Yesterday, Miep Gies had died at the age of one hundred.
In Nazi-occupied Holland, she helped hide the Frank and the Van Pels families, as well as Dr. Fritz Pfeffer, from concentration camp deportation. The two families were successfully hidden for two years, until their discovery on August 4th, 1944. When the Gestapo took away the Franks and the Van Pelses and Dr. Pfeffer, Miep Gies took Anne’s diary and other writings from the annex apartment and hid them. She attempted to bribe the officials for their freedom, without success.
She was knighted by Queen Beatrix of Holland and received the Yad Vashem medal, among other honors.
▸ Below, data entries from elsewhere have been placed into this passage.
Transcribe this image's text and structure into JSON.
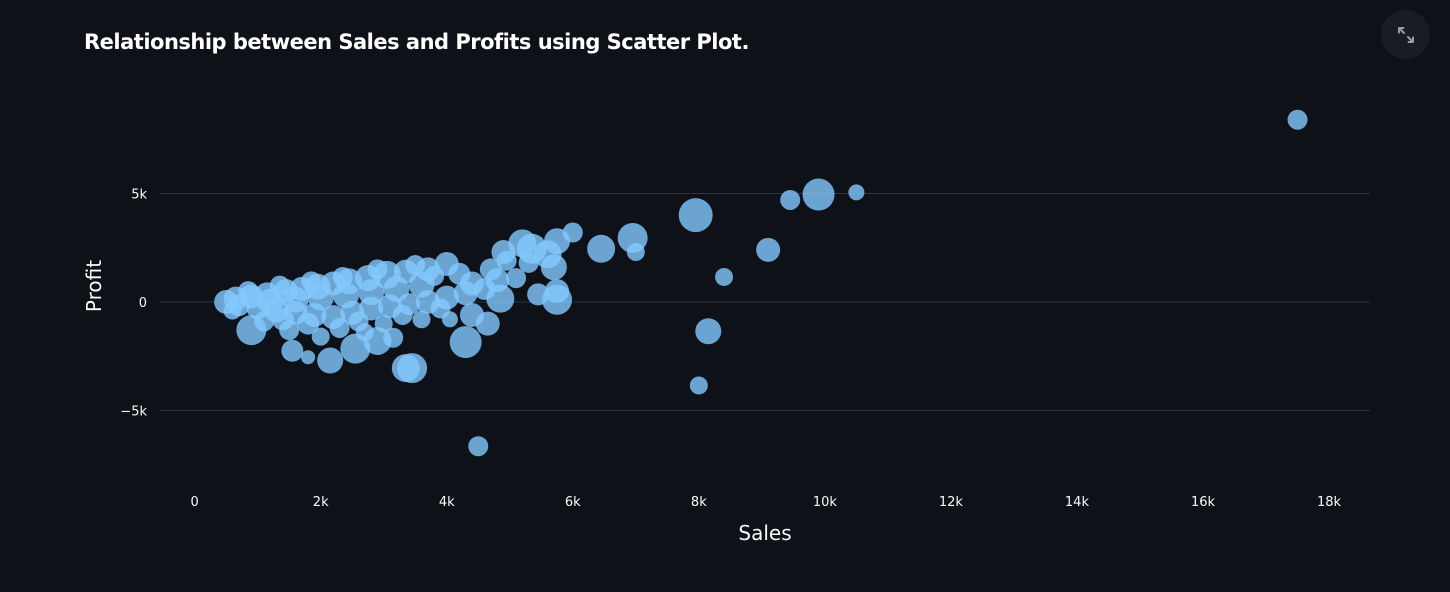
{
  "title": "Relationship between Sales and Profits using Scatter Plot.",
  "toolbar": {
    "fullscreen_icon": "expand-arrows-icon"
  },
  "colors": {
    "background": "#0e1117",
    "point": "#83c9ff",
    "grid": "#31333f",
    "text": "#fafafa"
  },
  "chart_data": {
    "type": "scatter",
    "title": "Relationship between Sales and Profits using Scatter Plot.",
    "xlabel": "Sales",
    "ylabel": "Profit",
    "xlim": [
      -550,
      18650
    ],
    "ylim": [
      -8300,
      10000
    ],
    "x_ticks": [
      0,
      2000,
      4000,
      6000,
      8000,
      10000,
      12000,
      14000,
      16000,
      18000
    ],
    "x_tick_labels": [
      "0",
      "2k",
      "4k",
      "6k",
      "8k",
      "10k",
      "12k",
      "14k",
      "16k",
      "18k"
    ],
    "y_ticks": [
      -5000,
      0,
      5000
    ],
    "y_tick_labels": [
      "−5k",
      "0",
      "5k"
    ],
    "grid": "horizontal",
    "legend": "none",
    "note_size": "marker size varies per point",
    "points": [
      {
        "x": 17500,
        "y": 8400,
        "size": 10
      },
      {
        "x": 9900,
        "y": 4950,
        "size": 16
      },
      {
        "x": 10500,
        "y": 5050,
        "size": 8
      },
      {
        "x": 9450,
        "y": 4700,
        "size": 10
      },
      {
        "x": 7950,
        "y": 4000,
        "size": 17
      },
      {
        "x": 6000,
        "y": 3200,
        "size": 10
      },
      {
        "x": 6950,
        "y": 2950,
        "size": 15
      },
      {
        "x": 6450,
        "y": 2450,
        "size": 14
      },
      {
        "x": 7000,
        "y": 2300,
        "size": 9
      },
      {
        "x": 9100,
        "y": 2400,
        "size": 12
      },
      {
        "x": 8400,
        "y": 1150,
        "size": 9
      },
      {
        "x": 8150,
        "y": -1350,
        "size": 13
      },
      {
        "x": 8000,
        "y": -3850,
        "size": 9
      },
      {
        "x": 4500,
        "y": -6650,
        "size": 10
      },
      {
        "x": 4300,
        "y": -1850,
        "size": 16
      },
      {
        "x": 3450,
        "y": -3050,
        "size": 15
      },
      {
        "x": 3350,
        "y": -3050,
        "size": 14
      },
      {
        "x": 2150,
        "y": -2700,
        "size": 13
      },
      {
        "x": 1800,
        "y": -2550,
        "size": 7
      },
      {
        "x": 2550,
        "y": -2150,
        "size": 15
      },
      {
        "x": 1550,
        "y": -2250,
        "size": 11
      },
      {
        "x": 900,
        "y": -1300,
        "size": 15
      },
      {
        "x": 2900,
        "y": -1800,
        "size": 14
      },
      {
        "x": 3150,
        "y": -1650,
        "size": 10
      },
      {
        "x": 4650,
        "y": -1000,
        "size": 12
      },
      {
        "x": 4050,
        "y": -800,
        "size": 8
      },
      {
        "x": 5750,
        "y": 100,
        "size": 15
      },
      {
        "x": 5750,
        "y": 500,
        "size": 12
      },
      {
        "x": 5450,
        "y": 350,
        "size": 11
      },
      {
        "x": 5700,
        "y": 1600,
        "size": 13
      },
      {
        "x": 5750,
        "y": 2800,
        "size": 13
      },
      {
        "x": 5350,
        "y": 2450,
        "size": 15
      },
      {
        "x": 5200,
        "y": 2700,
        "size": 14
      },
      {
        "x": 5600,
        "y": 2200,
        "size": 14
      },
      {
        "x": 4900,
        "y": 2300,
        "size": 12
      },
      {
        "x": 4950,
        "y": 1900,
        "size": 10
      },
      {
        "x": 4800,
        "y": 1000,
        "size": 12
      },
      {
        "x": 4850,
        "y": 150,
        "size": 14
      },
      {
        "x": 4400,
        "y": 850,
        "size": 12
      },
      {
        "x": 4400,
        "y": -600,
        "size": 12
      },
      {
        "x": 4000,
        "y": 1750,
        "size": 12
      },
      {
        "x": 3700,
        "y": 1500,
        "size": 12
      },
      {
        "x": 3350,
        "y": 1400,
        "size": 12
      },
      {
        "x": 3050,
        "y": 1250,
        "size": 14
      },
      {
        "x": 2750,
        "y": 1100,
        "size": 13
      },
      {
        "x": 2450,
        "y": 950,
        "size": 13
      },
      {
        "x": 2200,
        "y": 850,
        "size": 12
      },
      {
        "x": 1950,
        "y": 700,
        "size": 13
      },
      {
        "x": 1700,
        "y": 600,
        "size": 12
      },
      {
        "x": 1450,
        "y": 500,
        "size": 12
      },
      {
        "x": 1150,
        "y": 350,
        "size": 12
      },
      {
        "x": 900,
        "y": 250,
        "size": 12
      },
      {
        "x": 650,
        "y": 150,
        "size": 12
      },
      {
        "x": 500,
        "y": 0,
        "size": 12
      },
      {
        "x": 700,
        "y": -150,
        "size": 11
      },
      {
        "x": 1000,
        "y": -300,
        "size": 11
      },
      {
        "x": 1300,
        "y": -400,
        "size": 12
      },
      {
        "x": 1600,
        "y": -500,
        "size": 12
      },
      {
        "x": 1900,
        "y": -600,
        "size": 12
      },
      {
        "x": 2200,
        "y": -700,
        "size": 12
      },
      {
        "x": 2500,
        "y": -500,
        "size": 12
      },
      {
        "x": 2800,
        "y": -300,
        "size": 12
      },
      {
        "x": 3100,
        "y": -200,
        "size": 12
      },
      {
        "x": 3400,
        "y": -100,
        "size": 11
      },
      {
        "x": 3700,
        "y": 0,
        "size": 12
      },
      {
        "x": 4000,
        "y": 200,
        "size": 12
      },
      {
        "x": 4300,
        "y": 400,
        "size": 12
      },
      {
        "x": 4600,
        "y": 600,
        "size": 11
      },
      {
        "x": 1200,
        "y": 0,
        "size": 13
      },
      {
        "x": 1600,
        "y": 100,
        "size": 13
      },
      {
        "x": 2000,
        "y": 200,
        "size": 13
      },
      {
        "x": 2400,
        "y": 300,
        "size": 13
      },
      {
        "x": 2800,
        "y": 450,
        "size": 13
      },
      {
        "x": 3200,
        "y": 600,
        "size": 13
      },
      {
        "x": 3600,
        "y": 800,
        "size": 13
      },
      {
        "x": 1400,
        "y": -800,
        "size": 11
      },
      {
        "x": 1800,
        "y": -1000,
        "size": 11
      },
      {
        "x": 2300,
        "y": -1200,
        "size": 10
      },
      {
        "x": 1100,
        "y": -900,
        "size": 10
      },
      {
        "x": 2600,
        "y": -900,
        "size": 10
      },
      {
        "x": 3300,
        "y": -600,
        "size": 10
      },
      {
        "x": 3900,
        "y": -300,
        "size": 10
      },
      {
        "x": 3500,
        "y": 1700,
        "size": 10
      },
      {
        "x": 4200,
        "y": 1300,
        "size": 11
      },
      {
        "x": 4700,
        "y": 1500,
        "size": 11
      },
      {
        "x": 5100,
        "y": 1100,
        "size": 10
      },
      {
        "x": 5300,
        "y": 1800,
        "size": 10
      },
      {
        "x": 850,
        "y": 500,
        "size": 10
      },
      {
        "x": 1350,
        "y": 750,
        "size": 10
      },
      {
        "x": 1850,
        "y": 950,
        "size": 10
      },
      {
        "x": 2350,
        "y": 1150,
        "size": 10
      },
      {
        "x": 2900,
        "y": 1500,
        "size": 10
      },
      {
        "x": 3800,
        "y": 1200,
        "size": 10
      },
      {
        "x": 600,
        "y": -400,
        "size": 9
      },
      {
        "x": 1500,
        "y": -1300,
        "size": 10
      },
      {
        "x": 2000,
        "y": -1600,
        "size": 9
      },
      {
        "x": 2700,
        "y": -1400,
        "size": 9
      },
      {
        "x": 3000,
        "y": -1000,
        "size": 9
      },
      {
        "x": 3600,
        "y": -800,
        "size": 9
      }
    ]
  }
}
Most importantly, she kept Anne’s memory alive. She was a living reminder of human courage, having gone to protect them at great personal risk; she was their friend, counselor, greengrocer, butcher, baker, errand-girl for the twenty-five months that the two Jewish families lived in isolation, at risk of being discovered every single day. Up until the last day, she fought tooth and nail to keep them alive and after the war, worked with Otto Frank to ensure they would be remembered. For the people she loved, she knew no boundaries.
We cannot allow ourselves to forget courage of this kind.
For the people we love, may we also know no boundaries. If ever shall we find our friends in need, may her action serve as an example.
Miep Gies, rest in peace. You will not be forgotten.